According to a recent article on The Balance.com website by Susan Heathfield, “resistance to change can be covert or overt, organized or individual. Employees can realize that they don't like or want a change and resist publicly and verbally. Or, they can just feel uncomfortable and resist, sometimes unknowingly, through the actions they take, the words they use to describe the change and the stories and conversations they share in the workplace.” In a medical practice or hospital “the more powerful the resisting employee, in terms of job title, position, and longevity, the more success he or she will have with their resistance. Resistance to change appears in actions such as verbal criticism, nitpicking details, failure to adopt, snide comments, sarcastic remarks, missed meetings, failed commitments, endless arguments, lack of support verbally, and outright sabotage” says Healthfield.
Now that we can diagnose resistance based on some of the symptoms we just learned about, how do we move forward? Here are some ideas:
- Embrace a culture of trust. Employees trust leaders and companies that are open, honest and transparent. Everyone hates surprises, especially without one hell of a good reason.
- Share the vision. Be sure everyone understands what you are trying to accomplish, and for who’s direct and indirect benefit.
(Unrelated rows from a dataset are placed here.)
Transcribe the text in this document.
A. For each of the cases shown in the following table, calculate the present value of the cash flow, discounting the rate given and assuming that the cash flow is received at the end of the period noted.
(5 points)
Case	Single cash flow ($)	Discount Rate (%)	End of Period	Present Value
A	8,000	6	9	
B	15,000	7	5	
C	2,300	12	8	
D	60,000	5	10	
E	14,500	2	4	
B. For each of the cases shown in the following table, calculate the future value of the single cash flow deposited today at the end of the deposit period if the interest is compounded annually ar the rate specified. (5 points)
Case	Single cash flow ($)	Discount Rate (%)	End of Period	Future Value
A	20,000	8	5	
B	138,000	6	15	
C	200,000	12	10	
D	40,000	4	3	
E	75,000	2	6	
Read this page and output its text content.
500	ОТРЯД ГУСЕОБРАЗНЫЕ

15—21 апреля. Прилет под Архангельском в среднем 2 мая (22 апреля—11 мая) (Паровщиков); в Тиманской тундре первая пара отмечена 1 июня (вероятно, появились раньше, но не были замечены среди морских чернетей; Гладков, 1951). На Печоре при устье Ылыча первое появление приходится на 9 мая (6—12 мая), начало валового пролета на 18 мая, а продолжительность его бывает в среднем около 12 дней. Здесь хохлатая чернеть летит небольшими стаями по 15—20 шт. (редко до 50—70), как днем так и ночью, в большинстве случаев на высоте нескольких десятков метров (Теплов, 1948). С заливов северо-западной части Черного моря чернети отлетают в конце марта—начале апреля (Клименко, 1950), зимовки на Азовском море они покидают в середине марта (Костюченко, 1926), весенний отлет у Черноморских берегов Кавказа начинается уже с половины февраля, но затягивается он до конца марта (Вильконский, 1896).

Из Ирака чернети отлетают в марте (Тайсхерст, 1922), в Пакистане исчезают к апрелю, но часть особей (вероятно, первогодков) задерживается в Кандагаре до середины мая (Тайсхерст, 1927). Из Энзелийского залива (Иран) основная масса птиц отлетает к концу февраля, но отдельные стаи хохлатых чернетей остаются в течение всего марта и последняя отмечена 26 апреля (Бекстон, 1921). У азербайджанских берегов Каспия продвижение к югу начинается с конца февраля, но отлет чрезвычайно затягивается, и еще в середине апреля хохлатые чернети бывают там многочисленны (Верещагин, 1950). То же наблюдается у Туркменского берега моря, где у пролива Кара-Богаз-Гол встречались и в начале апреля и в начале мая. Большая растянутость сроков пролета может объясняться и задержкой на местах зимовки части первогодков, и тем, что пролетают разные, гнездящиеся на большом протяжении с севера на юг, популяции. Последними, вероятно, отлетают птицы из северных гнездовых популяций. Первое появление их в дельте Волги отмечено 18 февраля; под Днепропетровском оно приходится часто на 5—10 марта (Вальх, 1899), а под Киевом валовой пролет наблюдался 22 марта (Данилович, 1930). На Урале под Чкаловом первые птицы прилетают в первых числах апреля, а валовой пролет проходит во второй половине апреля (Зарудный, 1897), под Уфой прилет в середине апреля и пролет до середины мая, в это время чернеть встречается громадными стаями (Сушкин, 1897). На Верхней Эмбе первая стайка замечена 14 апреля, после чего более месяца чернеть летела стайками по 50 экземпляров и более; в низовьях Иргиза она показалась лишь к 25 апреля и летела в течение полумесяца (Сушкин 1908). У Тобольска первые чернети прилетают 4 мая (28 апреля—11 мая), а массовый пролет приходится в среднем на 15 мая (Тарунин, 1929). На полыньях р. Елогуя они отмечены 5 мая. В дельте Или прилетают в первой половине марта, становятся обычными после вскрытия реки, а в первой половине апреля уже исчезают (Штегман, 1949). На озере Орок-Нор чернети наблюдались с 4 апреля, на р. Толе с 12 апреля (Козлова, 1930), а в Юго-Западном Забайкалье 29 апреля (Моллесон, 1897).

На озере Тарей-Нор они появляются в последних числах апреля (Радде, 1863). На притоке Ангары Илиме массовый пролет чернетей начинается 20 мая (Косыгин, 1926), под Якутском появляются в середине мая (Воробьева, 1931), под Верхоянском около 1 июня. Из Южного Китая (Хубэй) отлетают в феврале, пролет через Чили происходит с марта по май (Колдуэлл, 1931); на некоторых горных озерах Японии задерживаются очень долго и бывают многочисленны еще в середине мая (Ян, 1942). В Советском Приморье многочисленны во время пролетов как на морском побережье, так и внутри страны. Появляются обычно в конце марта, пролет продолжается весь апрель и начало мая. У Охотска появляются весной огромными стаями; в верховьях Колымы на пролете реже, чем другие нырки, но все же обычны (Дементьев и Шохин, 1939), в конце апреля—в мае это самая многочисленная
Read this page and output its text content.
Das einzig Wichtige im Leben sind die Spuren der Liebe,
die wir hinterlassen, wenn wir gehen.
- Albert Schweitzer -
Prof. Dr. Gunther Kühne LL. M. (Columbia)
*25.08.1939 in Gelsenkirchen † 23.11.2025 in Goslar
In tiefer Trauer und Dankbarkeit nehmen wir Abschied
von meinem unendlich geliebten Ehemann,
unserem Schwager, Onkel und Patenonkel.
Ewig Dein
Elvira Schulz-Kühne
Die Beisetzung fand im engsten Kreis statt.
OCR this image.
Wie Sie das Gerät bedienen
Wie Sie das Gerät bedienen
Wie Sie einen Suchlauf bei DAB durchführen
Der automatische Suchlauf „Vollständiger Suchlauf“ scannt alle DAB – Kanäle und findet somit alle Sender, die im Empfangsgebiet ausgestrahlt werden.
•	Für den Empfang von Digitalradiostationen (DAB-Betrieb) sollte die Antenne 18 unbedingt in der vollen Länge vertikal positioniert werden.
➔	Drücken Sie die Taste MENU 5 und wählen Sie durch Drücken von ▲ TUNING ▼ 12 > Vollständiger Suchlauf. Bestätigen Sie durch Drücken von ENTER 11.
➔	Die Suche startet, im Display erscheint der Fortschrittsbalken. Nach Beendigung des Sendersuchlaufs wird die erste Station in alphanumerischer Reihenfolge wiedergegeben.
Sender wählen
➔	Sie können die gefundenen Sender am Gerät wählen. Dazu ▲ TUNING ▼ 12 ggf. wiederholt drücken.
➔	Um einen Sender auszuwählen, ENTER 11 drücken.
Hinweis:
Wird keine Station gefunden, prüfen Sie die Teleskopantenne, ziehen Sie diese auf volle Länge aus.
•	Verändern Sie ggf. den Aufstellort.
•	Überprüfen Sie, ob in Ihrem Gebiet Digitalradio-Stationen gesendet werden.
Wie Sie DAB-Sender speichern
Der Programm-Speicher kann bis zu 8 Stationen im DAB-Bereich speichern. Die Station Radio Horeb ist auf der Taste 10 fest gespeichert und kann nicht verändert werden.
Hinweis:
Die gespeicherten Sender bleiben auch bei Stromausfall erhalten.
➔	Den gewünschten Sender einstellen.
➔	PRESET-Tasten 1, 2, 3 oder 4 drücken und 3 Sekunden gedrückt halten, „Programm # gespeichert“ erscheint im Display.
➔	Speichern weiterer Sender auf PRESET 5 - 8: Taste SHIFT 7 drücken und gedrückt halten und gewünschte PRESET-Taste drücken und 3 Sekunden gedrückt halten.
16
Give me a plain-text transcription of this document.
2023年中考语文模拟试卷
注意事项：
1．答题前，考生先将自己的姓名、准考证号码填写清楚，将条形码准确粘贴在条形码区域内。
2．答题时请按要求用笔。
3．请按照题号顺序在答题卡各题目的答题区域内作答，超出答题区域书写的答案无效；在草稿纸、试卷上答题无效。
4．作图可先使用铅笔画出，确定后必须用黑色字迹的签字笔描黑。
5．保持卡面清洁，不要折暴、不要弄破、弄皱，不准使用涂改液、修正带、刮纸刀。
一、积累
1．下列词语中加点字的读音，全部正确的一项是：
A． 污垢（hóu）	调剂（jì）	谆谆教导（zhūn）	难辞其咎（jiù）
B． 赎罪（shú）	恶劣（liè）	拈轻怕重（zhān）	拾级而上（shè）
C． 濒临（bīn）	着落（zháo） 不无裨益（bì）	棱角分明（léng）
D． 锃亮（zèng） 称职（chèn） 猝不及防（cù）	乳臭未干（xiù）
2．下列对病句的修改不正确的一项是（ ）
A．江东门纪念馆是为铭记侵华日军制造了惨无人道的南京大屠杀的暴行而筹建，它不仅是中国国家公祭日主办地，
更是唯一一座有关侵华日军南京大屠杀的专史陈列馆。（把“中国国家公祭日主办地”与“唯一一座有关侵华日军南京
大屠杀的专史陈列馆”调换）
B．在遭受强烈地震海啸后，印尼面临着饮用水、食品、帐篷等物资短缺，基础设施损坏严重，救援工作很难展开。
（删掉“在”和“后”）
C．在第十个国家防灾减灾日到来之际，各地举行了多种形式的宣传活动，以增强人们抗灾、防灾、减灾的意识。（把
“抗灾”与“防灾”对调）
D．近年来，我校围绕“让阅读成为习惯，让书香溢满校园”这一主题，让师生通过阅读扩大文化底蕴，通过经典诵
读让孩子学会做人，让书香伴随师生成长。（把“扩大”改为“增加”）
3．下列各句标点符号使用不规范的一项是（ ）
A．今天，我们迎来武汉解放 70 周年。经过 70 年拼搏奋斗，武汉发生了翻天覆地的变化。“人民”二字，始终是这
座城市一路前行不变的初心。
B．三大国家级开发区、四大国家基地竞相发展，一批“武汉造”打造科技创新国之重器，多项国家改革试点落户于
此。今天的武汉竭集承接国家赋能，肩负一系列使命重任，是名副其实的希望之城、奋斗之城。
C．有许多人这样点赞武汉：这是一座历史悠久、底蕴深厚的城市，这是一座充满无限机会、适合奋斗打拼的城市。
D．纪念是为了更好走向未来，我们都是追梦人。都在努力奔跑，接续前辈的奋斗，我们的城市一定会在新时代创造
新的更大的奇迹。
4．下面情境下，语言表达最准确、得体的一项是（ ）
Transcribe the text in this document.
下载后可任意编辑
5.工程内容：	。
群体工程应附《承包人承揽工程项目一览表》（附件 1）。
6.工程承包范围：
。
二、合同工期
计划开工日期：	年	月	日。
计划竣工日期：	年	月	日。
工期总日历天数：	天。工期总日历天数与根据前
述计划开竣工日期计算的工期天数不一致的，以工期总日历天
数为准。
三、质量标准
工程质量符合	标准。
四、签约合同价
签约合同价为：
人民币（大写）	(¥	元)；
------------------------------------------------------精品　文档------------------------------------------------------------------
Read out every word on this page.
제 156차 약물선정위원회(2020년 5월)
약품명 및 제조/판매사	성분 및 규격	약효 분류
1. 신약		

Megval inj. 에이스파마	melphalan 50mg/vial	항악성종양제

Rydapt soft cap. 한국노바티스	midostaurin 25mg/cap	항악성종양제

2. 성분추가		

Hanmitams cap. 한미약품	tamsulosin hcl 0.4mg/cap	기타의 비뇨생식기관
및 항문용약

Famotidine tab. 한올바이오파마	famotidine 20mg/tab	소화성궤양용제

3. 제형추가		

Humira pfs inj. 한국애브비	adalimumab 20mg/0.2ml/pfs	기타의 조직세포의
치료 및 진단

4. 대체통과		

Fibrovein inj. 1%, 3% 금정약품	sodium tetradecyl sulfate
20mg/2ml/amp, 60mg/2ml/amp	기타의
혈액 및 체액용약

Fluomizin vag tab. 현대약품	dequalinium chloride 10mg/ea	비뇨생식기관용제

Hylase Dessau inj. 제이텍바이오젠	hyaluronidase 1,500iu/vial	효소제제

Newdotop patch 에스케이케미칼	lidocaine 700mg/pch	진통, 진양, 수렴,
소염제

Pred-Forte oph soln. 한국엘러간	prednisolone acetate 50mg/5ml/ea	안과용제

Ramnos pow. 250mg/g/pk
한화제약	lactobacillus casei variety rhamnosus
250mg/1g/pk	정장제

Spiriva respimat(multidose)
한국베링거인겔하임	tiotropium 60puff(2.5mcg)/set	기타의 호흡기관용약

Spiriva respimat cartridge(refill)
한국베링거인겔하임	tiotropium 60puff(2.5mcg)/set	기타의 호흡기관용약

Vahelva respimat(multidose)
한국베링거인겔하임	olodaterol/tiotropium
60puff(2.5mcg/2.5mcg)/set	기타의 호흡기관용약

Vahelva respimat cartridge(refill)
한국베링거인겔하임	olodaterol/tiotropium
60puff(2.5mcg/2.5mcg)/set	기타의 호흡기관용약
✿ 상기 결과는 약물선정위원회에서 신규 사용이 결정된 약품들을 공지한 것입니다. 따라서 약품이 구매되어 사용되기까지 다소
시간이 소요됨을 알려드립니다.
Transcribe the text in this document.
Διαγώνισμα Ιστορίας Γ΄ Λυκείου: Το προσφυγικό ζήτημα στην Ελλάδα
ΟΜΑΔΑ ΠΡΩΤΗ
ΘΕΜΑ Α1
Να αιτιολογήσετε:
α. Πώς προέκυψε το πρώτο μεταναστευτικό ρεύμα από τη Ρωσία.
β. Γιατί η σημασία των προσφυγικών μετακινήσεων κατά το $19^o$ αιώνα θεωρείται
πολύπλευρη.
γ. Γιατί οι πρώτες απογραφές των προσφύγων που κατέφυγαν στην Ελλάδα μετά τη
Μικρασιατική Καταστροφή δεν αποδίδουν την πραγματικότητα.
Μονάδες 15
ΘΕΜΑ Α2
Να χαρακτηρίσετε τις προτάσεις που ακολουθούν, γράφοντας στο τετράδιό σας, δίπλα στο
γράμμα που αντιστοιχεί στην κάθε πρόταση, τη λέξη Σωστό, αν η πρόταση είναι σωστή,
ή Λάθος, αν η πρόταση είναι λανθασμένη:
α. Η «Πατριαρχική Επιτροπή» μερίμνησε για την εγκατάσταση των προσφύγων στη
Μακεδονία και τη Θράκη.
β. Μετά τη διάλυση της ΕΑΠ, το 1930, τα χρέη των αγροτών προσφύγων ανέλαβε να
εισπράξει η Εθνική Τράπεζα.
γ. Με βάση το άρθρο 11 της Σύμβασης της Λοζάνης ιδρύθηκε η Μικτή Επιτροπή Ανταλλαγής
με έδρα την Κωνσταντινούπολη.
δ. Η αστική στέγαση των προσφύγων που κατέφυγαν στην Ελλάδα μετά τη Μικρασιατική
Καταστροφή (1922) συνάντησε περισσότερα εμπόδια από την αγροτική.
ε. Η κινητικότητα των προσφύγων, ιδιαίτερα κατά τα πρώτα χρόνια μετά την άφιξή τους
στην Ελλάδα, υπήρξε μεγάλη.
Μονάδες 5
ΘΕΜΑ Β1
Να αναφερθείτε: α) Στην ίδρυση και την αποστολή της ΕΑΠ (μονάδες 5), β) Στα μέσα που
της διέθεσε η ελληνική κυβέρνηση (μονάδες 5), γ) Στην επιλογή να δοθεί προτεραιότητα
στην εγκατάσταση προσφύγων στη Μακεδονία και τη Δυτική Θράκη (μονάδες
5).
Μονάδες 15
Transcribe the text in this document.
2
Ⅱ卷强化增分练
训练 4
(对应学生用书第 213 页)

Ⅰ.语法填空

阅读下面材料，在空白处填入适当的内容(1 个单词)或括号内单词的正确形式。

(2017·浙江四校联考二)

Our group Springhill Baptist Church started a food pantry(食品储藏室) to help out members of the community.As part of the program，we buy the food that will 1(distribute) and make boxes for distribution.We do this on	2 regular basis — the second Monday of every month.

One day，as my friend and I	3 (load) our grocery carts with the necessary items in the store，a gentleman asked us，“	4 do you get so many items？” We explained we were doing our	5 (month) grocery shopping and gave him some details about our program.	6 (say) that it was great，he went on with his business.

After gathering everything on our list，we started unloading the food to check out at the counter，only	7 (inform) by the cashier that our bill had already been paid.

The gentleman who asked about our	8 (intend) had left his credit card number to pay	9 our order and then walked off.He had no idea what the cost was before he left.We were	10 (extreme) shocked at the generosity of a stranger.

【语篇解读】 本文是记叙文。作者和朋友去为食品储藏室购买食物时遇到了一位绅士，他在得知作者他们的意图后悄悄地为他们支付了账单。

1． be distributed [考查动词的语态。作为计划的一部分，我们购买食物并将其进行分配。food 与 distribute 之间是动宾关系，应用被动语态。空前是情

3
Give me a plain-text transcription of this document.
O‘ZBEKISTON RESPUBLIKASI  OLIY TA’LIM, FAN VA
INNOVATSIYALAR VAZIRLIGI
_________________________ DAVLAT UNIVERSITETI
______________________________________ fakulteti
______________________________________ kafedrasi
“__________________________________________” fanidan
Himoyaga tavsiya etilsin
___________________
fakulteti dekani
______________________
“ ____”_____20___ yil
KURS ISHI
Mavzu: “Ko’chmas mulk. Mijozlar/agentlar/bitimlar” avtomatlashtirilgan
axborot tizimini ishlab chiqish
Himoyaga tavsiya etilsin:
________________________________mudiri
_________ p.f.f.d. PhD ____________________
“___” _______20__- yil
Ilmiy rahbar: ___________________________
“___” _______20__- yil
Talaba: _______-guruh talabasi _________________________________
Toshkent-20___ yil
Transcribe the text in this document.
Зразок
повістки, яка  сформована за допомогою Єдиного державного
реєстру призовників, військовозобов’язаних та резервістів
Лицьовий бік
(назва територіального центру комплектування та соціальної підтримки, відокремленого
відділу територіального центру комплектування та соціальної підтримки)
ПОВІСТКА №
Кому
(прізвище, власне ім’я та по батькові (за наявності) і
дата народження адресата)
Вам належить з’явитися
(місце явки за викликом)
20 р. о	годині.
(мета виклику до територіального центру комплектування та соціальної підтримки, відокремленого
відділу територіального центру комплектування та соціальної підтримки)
Tie decisions like this back to patient care. Its ok to tell your team that “were buying this software to assist the physicians”, not everything has to benefit everyone. See my previous post Who are you buying on-call software for?
- Ask for input. Be sure you are doing your best to rob from Peter to pay Paul. It’s never a good idea to make someone else’s life better by making someone else’s worse. Be sure you understand the implications of something new. Get input from everyone, not just the people at the top.
- Create realistic expectations. Try not to paint too rosy of a picture of what utopia looks like. Try to talk more about what the process looks like. Nothing is perfect in the beginning, especially with software. Sometimes it’s even a bit worse in the beginning because you are learning something new and having to get a work product completed. Look to the big picture and go back to your original vision.
- What’s in it for them. If there is nothing to benefit the user who is resistant, you may not be able to achieve success. Find a few things that will be better for everyone. This gets back to the concept of not robbing Peter to pay Paul.
If you are implementing a new physician oncall scheduling system in your practice or hospital with transparent communication and a high level of trust, you will gain a great advantage. But remember you are dealing with humans who have emotions and responses that are amplified during times of change.
The key takeaway is that there is a right way and a wrong way. Although the right way takes a bit more time, energy and the use of kid-gloves, the alternative is resistance and even sabotage. Spend the extra time, it will be worth it in the end.
PS, if you have experienced a failure in the past with integrating something like on-call scheduling software, be sure to look beyond the commercial vendor/partner features and capabilities, which is what your team will most often point to as reasons for failure. Most vendor/partners want nothing more than for solutions to be successful. The absolute last thing they want is a customer to leave and revert back to what was not working when you first meet. They have invested a lot of money and time to create commercially viable solutions. Sometimes you may need to look internally and ask yourself as an organization, why won't this work for us? Why are we so different from others who it has worked for? Did we sabotage the success of this ourselves?